The word “frothy” is often used to describe Donizetti’s romantic comedies, but the only froth on offer in Mariame Clément’s Glyndebourne Don Pasquale is in the bubble bath shared by Norina and – yes – Malatesta, towards the end of Act 1. Clément takes a dark view of the opera, playing up Malatesta’s cynicism and turning the baiting of Pasquale into something akin to a blood sport. The suggestion that Malatesta and Norina have been having an affair all along weighs heavily on Act 1, to be reinforced at the supposedly happy ending in which Norina’s simple glance at the Doctor makes us fear for the prospects of Ernesto’s future bliss.

Renato Girolami (Don Pasquale) and Chorus © Bill Cooper | Glyndebourne Opera
Renato Girolami (Don Pasquale) and Chorus
© Bill Cooper | Glyndebourne Opera

With the exception of this invented relationship, Clément’s approach is totally consonant with Angelo Anelli’s libretto: the cruelty is all there in the text. And it’s executed highly effectively. Some nifty work by the stagehands makes Julia Hansen’s revolving set turn into a series of rooms with various tricks to heighten the bedroom farce feel – yet each room is somewhat spartan, with few of the comforts of an elderly bachelor’s home. The period costumes are treated as naturally as modern dress until the chorus come on: all in white, with white face paint, powder and wigs, a fluttering of white fans lending a surreal, ghostly air to proceedings. And the actors/singers throw themselves into their parts: Renato Girolami’s Pasquale blustering helplessly, Andrey Zhilikhovsky’s Malatesta suffused with sadistic joy at the dénouement of his plans as much as pleasure at their successful outcome, Lisette Oropesa’s Norina all too credible in her harridan persona, Andrew Stenson’s Ernesto airily ineffectual, Anna-Marie Sullivan’s non-singing servant oozing disapproval from pursed lips.
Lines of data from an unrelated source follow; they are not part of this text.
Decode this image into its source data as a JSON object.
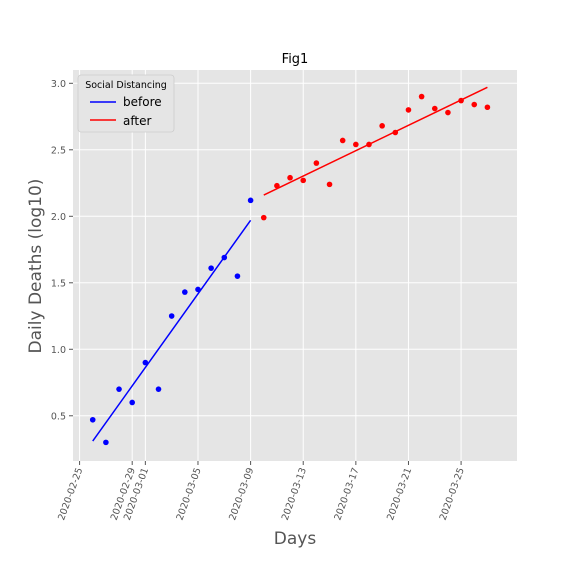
{
  "chart_data": {
    "type": "scatter",
    "title": "Fig1",
    "xlabel": "Days",
    "ylabel": "Daily Deaths (log10)",
    "x_is_date": true,
    "xlim": [
      "2020-02-24T12:00",
      "2020-03-29T06:00"
    ],
    "ylim": [
      0.16,
      3.1
    ],
    "x_ticks": [
      "2020-02-25",
      "2020-02-29",
      "2020-03-01",
      "2020-03-05",
      "2020-03-09",
      "2020-03-13",
      "2020-03-17",
      "2020-03-21",
      "2020-03-25"
    ],
    "y_ticks": [
      "0.5",
      "1.0",
      "1.5",
      "2.0",
      "2.5",
      "3.0"
    ],
    "grid": true,
    "legend": {
      "title": "Social Distancing",
      "position": "top-left",
      "entries": [
        {
          "label": "before",
          "color": "#0000ff"
        },
        {
          "label": "after",
          "color": "#ff0000"
        }
      ]
    },
    "series": [
      {
        "name": "before",
        "color": "#0000ff",
        "points": [
          {
            "x": "2020-02-26",
            "y": 0.47
          },
          {
            "x": "2020-02-27",
            "y": 0.3
          },
          {
            "x": "2020-02-28",
            "y": 0.7
          },
          {
            "x": "2020-02-29",
            "y": 0.6
          },
          {
            "x": "2020-03-01",
            "y": 0.9
          },
          {
            "x": "2020-03-02",
            "y": 0.7
          },
          {
            "x": "2020-03-03",
            "y": 1.25
          },
          {
            "x": "2020-03-04",
            "y": 1.43
          },
          {
            "x": "2020-03-05",
            "y": 1.45
          },
          {
            "x": "2020-03-06",
            "y": 1.61
          },
          {
            "x": "2020-03-07",
            "y": 1.69
          },
          {
            "x": "2020-03-08",
            "y": 1.55
          },
          {
            "x": "2020-03-09",
            "y": 2.12
          }
        ],
        "fit": [
          {
            "x": "2020-02-26",
            "y": 0.31
          },
          {
            "x": "2020-03-09",
            "y": 1.97
          }
        ]
      },
      {
        "name": "after",
        "color": "#ff0000",
        "points": [
          {
            "x": "2020-03-10",
            "y": 1.99
          },
          {
            "x": "2020-03-11",
            "y": 2.23
          },
          {
            "x": "2020-03-12",
            "y": 2.29
          },
          {
            "x": "2020-03-13",
            "y": 2.27
          },
          {
            "x": "2020-03-14",
            "y": 2.4
          },
          {
            "x": "2020-03-15",
            "y": 2.24
          },
          {
            "x": "2020-03-16",
            "y": 2.57
          },
          {
            "x": "2020-03-17",
            "y": 2.54
          },
          {
            "x": "2020-03-18",
            "y": 2.54
          },
          {
            "x": "2020-03-19",
            "y": 2.68
          },
          {
            "x": "2020-03-20",
            "y": 2.63
          },
          {
            "x": "2020-03-21",
            "y": 2.8
          },
          {
            "x": "2020-03-22",
            "y": 2.9
          },
          {
            "x": "2020-03-23",
            "y": 2.81
          },
          {
            "x": "2020-03-24",
            "y": 2.78
          },
          {
            "x": "2020-03-25",
            "y": 2.87
          },
          {
            "x": "2020-03-26",
            "y": 2.84
          },
          {
            "x": "2020-03-27",
            "y": 2.82
          }
        ],
        "fit": [
          {
            "x": "2020-03-10",
            "y": 2.16
          },
          {
            "x": "2020-03-27",
            "y": 2.97
          }
        ]
      }
    ]
  }
}
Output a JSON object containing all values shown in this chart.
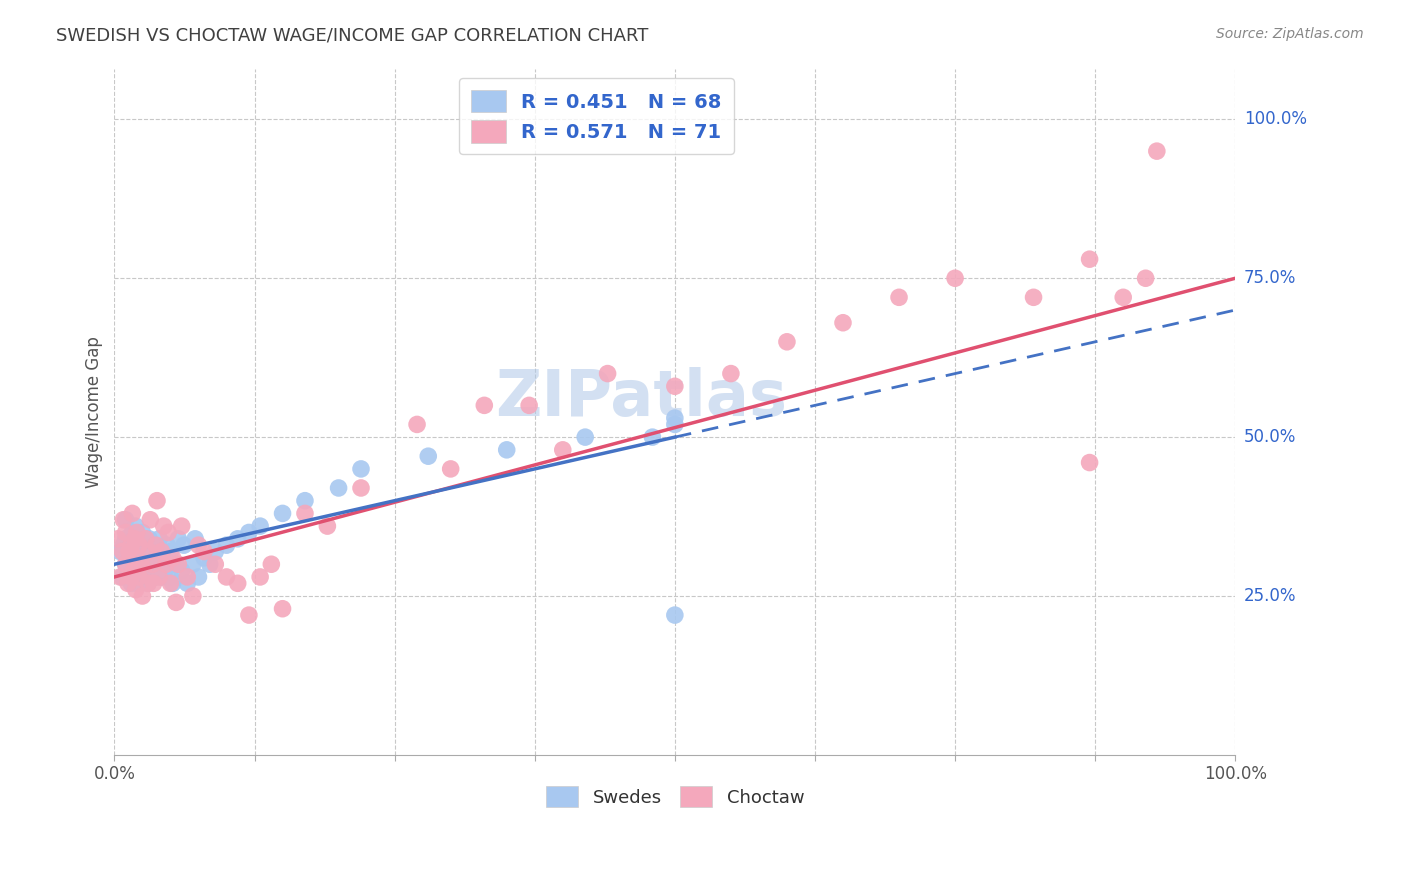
{
  "title": "SWEDISH VS CHOCTAW WAGE/INCOME GAP CORRELATION CHART",
  "source": "Source: ZipAtlas.com",
  "ylabel": "Wage/Income Gap",
  "watermark": "ZIPatlas",
  "swede_R": 0.451,
  "swede_N": 68,
  "choctaw_R": 0.571,
  "choctaw_N": 71,
  "swede_color": "#A8C8F0",
  "choctaw_color": "#F4A8BC",
  "swede_line_color": "#4472C4",
  "choctaw_line_color": "#E05070",
  "ytick_labels": [
    "25.0%",
    "50.0%",
    "75.0%",
    "100.0%"
  ],
  "ytick_values": [
    0.25,
    0.5,
    0.75,
    1.0
  ],
  "background_color": "#ffffff",
  "grid_color": "#c8c8c8",
  "title_color": "#404040",
  "legend_label_color": "#3366CC",
  "swede_scatter_x": [
    0.005,
    0.007,
    0.008,
    0.01,
    0.01,
    0.01,
    0.012,
    0.013,
    0.015,
    0.015,
    0.016,
    0.017,
    0.018,
    0.019,
    0.02,
    0.02,
    0.02,
    0.022,
    0.022,
    0.023,
    0.025,
    0.025,
    0.027,
    0.028,
    0.03,
    0.03,
    0.031,
    0.032,
    0.033,
    0.035,
    0.036,
    0.037,
    0.038,
    0.04,
    0.04,
    0.042,
    0.043,
    0.045,
    0.047,
    0.05,
    0.05,
    0.052,
    0.055,
    0.057,
    0.06,
    0.062,
    0.065,
    0.07,
    0.072,
    0.075,
    0.08,
    0.085,
    0.09,
    0.1,
    0.11,
    0.12,
    0.13,
    0.15,
    0.17,
    0.2,
    0.22,
    0.28,
    0.35,
    0.42,
    0.48,
    0.5,
    0.5,
    0.5
  ],
  "swede_scatter_y": [
    0.32,
    0.28,
    0.33,
    0.3,
    0.34,
    0.37,
    0.29,
    0.33,
    0.27,
    0.31,
    0.35,
    0.29,
    0.32,
    0.36,
    0.27,
    0.31,
    0.34,
    0.3,
    0.33,
    0.28,
    0.31,
    0.35,
    0.29,
    0.32,
    0.27,
    0.31,
    0.34,
    0.28,
    0.32,
    0.29,
    0.33,
    0.28,
    0.31,
    0.3,
    0.34,
    0.28,
    0.32,
    0.29,
    0.33,
    0.28,
    0.32,
    0.27,
    0.3,
    0.34,
    0.29,
    0.33,
    0.27,
    0.3,
    0.34,
    0.28,
    0.31,
    0.3,
    0.32,
    0.33,
    0.34,
    0.35,
    0.36,
    0.38,
    0.4,
    0.42,
    0.45,
    0.47,
    0.48,
    0.5,
    0.5,
    0.52,
    0.53,
    0.22
  ],
  "choctaw_scatter_x": [
    0.003,
    0.005,
    0.007,
    0.008,
    0.01,
    0.01,
    0.012,
    0.013,
    0.015,
    0.015,
    0.016,
    0.017,
    0.018,
    0.019,
    0.02,
    0.02,
    0.022,
    0.022,
    0.024,
    0.025,
    0.026,
    0.028,
    0.03,
    0.031,
    0.032,
    0.034,
    0.035,
    0.037,
    0.038,
    0.04,
    0.042,
    0.044,
    0.046,
    0.048,
    0.05,
    0.052,
    0.055,
    0.057,
    0.06,
    0.065,
    0.07,
    0.075,
    0.08,
    0.09,
    0.1,
    0.11,
    0.12,
    0.13,
    0.14,
    0.15,
    0.17,
    0.19,
    0.22,
    0.27,
    0.3,
    0.33,
    0.37,
    0.4,
    0.44,
    0.5,
    0.55,
    0.6,
    0.65,
    0.7,
    0.75,
    0.82,
    0.87,
    0.9,
    0.92,
    0.93,
    0.87
  ],
  "choctaw_scatter_y": [
    0.34,
    0.28,
    0.32,
    0.37,
    0.3,
    0.35,
    0.27,
    0.32,
    0.28,
    0.33,
    0.38,
    0.29,
    0.34,
    0.26,
    0.31,
    0.35,
    0.28,
    0.33,
    0.3,
    0.25,
    0.29,
    0.34,
    0.27,
    0.32,
    0.37,
    0.3,
    0.27,
    0.33,
    0.4,
    0.28,
    0.32,
    0.36,
    0.3,
    0.35,
    0.27,
    0.31,
    0.24,
    0.3,
    0.36,
    0.28,
    0.25,
    0.33,
    0.32,
    0.3,
    0.28,
    0.27,
    0.22,
    0.28,
    0.3,
    0.23,
    0.38,
    0.36,
    0.42,
    0.52,
    0.45,
    0.55,
    0.55,
    0.48,
    0.6,
    0.58,
    0.6,
    0.65,
    0.68,
    0.72,
    0.75,
    0.72,
    0.78,
    0.72,
    0.75,
    0.95,
    0.46
  ]
}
Lisette Oropesa (Norina), Andrey Zhilikovsky (Dr. Malatesta) © Bill Cooper | Glyndebourne Opera
Lisette Oropesa (Norina), Andrey Zhilikovsky (Dr. Malatesta)
© Bill Cooper | Glyndebourne Opera
Vocally, Oropesa was well ahead of the pack. Her command of phrasing of the coloratura is exceptional: she can accelerate into a run and shape the dynamic as she leads up to a high note which she duly nails in the middle, with no vibrato needed to mask any possible inaccuracy. The timbre is always perfectly smooth and controlled – even when executing complex runs and complex acting moves – and there’s plenty of power to ensure that she’s being heard above the orchestra. Oropesa’s voice had something of a hard edge, but that may well have been a deliberate point of characterisation: in the one scene in which Norina genuinely softens, her love scene with Ernesto, her voice acquired a sweetness that was notably absent for much of the evening. It was a properly starry prima donna performance.
Andrey Zhilikhovsky (Dr. Malatesta), Renato Girolami (Don Pasquale) © Bill Cooper | Glyndebourne Opera
Andrey Zhilikhovsky (Dr. Malatesta), Renato Girolami (Don Pasquale)
© Bill Cooper | Glyndebourne Opera

Girolami and Zhilikhovsky’s best moment came in Pasquale and Malatesta’s Act III buffo duet “Cheti cheti immantinente”, as they plot to discover the lovers in the shrubbery: they raced through the patter at the speed of a freight train, delighting in their ability to master the tongue-twisters at speed. Girolami gave a superb acting performance, but for my taste, he erred too much on the side of unvoiced speech-like singing. Outside the patter numbers, Zhilikhovsky showed us an unctuous baritone which was good to listen to, without really competing with Oropesa. The part of Ernesto isn’t the most characterful – unlike, say, Nemorino in L’elisir d’amore, the lad is something of an irredeemable wimp – but Andrew Stenson sang his main arias pleasantly with a bright, clear tone.

Andrew Stenson (Ernesto) © Bill Cooper | Glyndebourne Opera
Andrew Stenson (Ernesto)
© Bill Cooper | Glyndebourne Opera

In the pit, Giacomo Sagripanti kept the music clean and upbeat, taking things sufficiently fast for both halves of the opera to finish well before their scheduled time. I could have asked for a bit more from the upper strings, with the overall sound a little bottom-heavy, though I couldn’t have asked for more from a lovely trumpet solo in the prelude to Act 2.

The Glyndebourne publicity talks about the score of Don Pasquale being playful and bursting with feel-good tunes. I’m not at all sure Clément shares that view: this is a production that unflinchingly eyes up the dark side of the work’s humour. But it does so with great skill, and this was a high quality performance, which was a little leaden in Act 1 but thoroughly entertaining in Acts 2 and 3 and – in its dark way – was extremely funny. Well worth the trip to East Sussex.